Sun Ra

At the Showcase Live in Chicago 1976-1977

(Jazz Detective)

8.5/10

It’s not only hats, umbrellas and litter that blow around the windy city of Chicago: the draughts mess with the music, too, obscuring sources and encouraging invention. Chicago nurtured the blues’ acoustic-to-electric 1950s upheaval, and then fostered a uniquely holistic take on jazz espoused by the likes of the Art Ensemble of Chicago and Sun Ra: artists who dealt in the music’s history and future simultaneously.

Composer/keyboards player Sun Ra had been part of that history. Born Sonny Blount in Alabama in 1914, he had a vision in 1937 that led to his claiming to be a visitor from Saturn. No one blinked. A conscientious objector during WWII, he then became arranger for the once-great Fletcher Henderson’s fading big band – which proved far too limiting for his boundless ideas. The 1950s saw him form bands – Arkestras, he called them – that covered a gamut from doo-wop to the earliest jazz-based investigations of free improvisation. In fact, all elements of African American musical history were options for Sun Ra, alongside many uniquely his own.

John Gilmore. Top: sun Ra. Photos: Tom Copi.

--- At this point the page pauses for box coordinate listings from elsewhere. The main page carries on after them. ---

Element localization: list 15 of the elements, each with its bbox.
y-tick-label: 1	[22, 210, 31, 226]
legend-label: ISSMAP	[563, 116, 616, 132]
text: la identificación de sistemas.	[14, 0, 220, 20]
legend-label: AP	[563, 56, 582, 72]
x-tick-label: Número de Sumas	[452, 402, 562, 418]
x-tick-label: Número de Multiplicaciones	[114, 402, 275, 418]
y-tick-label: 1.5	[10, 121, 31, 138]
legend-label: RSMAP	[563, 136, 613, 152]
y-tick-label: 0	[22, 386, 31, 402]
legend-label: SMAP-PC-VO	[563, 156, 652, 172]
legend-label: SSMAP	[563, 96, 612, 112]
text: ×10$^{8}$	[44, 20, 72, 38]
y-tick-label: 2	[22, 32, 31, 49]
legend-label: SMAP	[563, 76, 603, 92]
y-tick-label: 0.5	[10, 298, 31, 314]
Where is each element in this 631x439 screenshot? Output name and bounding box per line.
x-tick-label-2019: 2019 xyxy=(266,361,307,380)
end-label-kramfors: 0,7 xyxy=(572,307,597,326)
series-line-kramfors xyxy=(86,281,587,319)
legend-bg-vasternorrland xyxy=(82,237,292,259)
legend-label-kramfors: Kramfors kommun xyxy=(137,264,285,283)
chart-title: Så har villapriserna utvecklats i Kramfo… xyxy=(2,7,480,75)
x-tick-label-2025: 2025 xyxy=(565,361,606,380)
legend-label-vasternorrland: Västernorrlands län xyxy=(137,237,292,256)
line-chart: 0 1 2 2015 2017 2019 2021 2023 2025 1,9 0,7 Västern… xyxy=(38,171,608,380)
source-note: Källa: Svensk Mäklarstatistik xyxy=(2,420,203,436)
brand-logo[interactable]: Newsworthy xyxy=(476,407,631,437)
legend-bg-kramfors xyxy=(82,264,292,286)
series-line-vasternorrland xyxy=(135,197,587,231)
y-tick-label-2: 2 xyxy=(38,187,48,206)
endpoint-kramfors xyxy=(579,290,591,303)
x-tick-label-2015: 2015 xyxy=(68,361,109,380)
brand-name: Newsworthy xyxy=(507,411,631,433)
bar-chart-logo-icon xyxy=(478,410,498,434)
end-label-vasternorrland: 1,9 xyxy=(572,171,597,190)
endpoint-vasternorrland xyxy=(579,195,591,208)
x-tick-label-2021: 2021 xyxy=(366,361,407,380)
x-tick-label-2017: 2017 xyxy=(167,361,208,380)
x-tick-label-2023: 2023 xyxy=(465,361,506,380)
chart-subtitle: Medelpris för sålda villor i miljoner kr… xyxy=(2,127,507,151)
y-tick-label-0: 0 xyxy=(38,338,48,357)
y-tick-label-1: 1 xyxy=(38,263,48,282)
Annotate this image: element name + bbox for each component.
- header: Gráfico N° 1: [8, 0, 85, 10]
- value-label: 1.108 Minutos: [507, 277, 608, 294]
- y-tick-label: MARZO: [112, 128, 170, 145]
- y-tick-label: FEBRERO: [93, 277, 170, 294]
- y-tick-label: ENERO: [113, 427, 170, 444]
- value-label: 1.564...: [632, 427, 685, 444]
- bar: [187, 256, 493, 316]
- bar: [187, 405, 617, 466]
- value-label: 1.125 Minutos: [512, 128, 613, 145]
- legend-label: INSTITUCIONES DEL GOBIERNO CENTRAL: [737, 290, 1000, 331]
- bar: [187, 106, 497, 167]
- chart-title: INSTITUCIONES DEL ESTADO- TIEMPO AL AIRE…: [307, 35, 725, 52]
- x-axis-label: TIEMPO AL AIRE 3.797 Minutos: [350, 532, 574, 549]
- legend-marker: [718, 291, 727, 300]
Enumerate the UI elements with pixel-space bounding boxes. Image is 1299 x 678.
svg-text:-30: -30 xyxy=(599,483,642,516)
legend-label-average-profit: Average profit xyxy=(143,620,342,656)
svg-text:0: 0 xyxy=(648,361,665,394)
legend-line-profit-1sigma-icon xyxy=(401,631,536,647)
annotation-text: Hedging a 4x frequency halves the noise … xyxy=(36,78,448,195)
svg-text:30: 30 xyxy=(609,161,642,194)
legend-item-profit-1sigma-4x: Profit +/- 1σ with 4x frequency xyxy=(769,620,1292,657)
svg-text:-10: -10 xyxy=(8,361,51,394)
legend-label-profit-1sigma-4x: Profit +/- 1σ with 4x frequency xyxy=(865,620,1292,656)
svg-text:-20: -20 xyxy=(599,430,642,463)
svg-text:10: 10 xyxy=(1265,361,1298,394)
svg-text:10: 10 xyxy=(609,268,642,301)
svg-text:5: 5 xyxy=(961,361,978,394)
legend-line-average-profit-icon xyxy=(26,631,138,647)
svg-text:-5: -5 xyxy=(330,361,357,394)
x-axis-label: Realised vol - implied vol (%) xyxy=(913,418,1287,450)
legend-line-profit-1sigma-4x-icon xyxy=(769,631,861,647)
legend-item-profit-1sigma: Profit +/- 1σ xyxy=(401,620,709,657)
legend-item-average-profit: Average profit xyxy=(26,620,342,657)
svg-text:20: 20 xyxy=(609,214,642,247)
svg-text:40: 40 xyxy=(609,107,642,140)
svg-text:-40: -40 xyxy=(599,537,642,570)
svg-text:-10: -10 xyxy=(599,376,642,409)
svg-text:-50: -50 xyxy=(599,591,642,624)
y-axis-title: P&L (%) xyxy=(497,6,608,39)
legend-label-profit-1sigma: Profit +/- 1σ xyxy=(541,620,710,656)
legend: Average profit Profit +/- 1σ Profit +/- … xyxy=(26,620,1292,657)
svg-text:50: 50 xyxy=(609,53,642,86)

This thrilling double album was recorded live in Chicago in 1976 and 1977, long after he’d taken his Arkestra to New York and then Philadelphia to live and work as a music-focused cultish community. He attracted some of the world’s finest musicians – including tenor saxophonist John Gilmore and alto saxophonist Marshall Allen – by virtue of his imagination, artistry and wisdom, and because the Arkestra didn’t narrow their possibilities.

The never-before-heard material represents a celebratory homecoming of sorts, and features Gilmore at this most potent – and this from arguably the sole John Coltrane contemporary to scale vaguely comparable heights on his instrument. Allen is typically stirring throughout, too, providing the white caps to Gilmore’s great waves of sound.

Just as striking are Sun Ra’s playing and wildly diverse compositions. He concentrates on organ here, an instrument that he could make sound cheesy one moment and volcanic the next. On the groovy Moonship Journey and boppish Velvet he follows Gilmour’s storming solos with childlike fantasies.

At first glance the decision to program the 1977 concert before the ’76 one seems almost as bizarre as the man, himself, but in fact there’s a logic here, because the ’77 material comprises that night’s first set, while the ’76 concert contributes that night’s second. The latter begins with an ominous organ introduction to Calling Planet Earth & the Shadow World, a piece which represents Sun Ra at his zany, eccentric, ingenious best, with the notes at one point cascading from the keyboard like a shower of coins. Meanwhile, Marshall Allen’s alto solo will rearrange your viscera, even as it lights up long-dormant parts of the brain, and there’s also a wildly exuberant version of Space Is the Place. No Sun Ra collection is complete without this treasure, and for the uninitiated, it’s a mind-expanding doorway to his intergalactic world.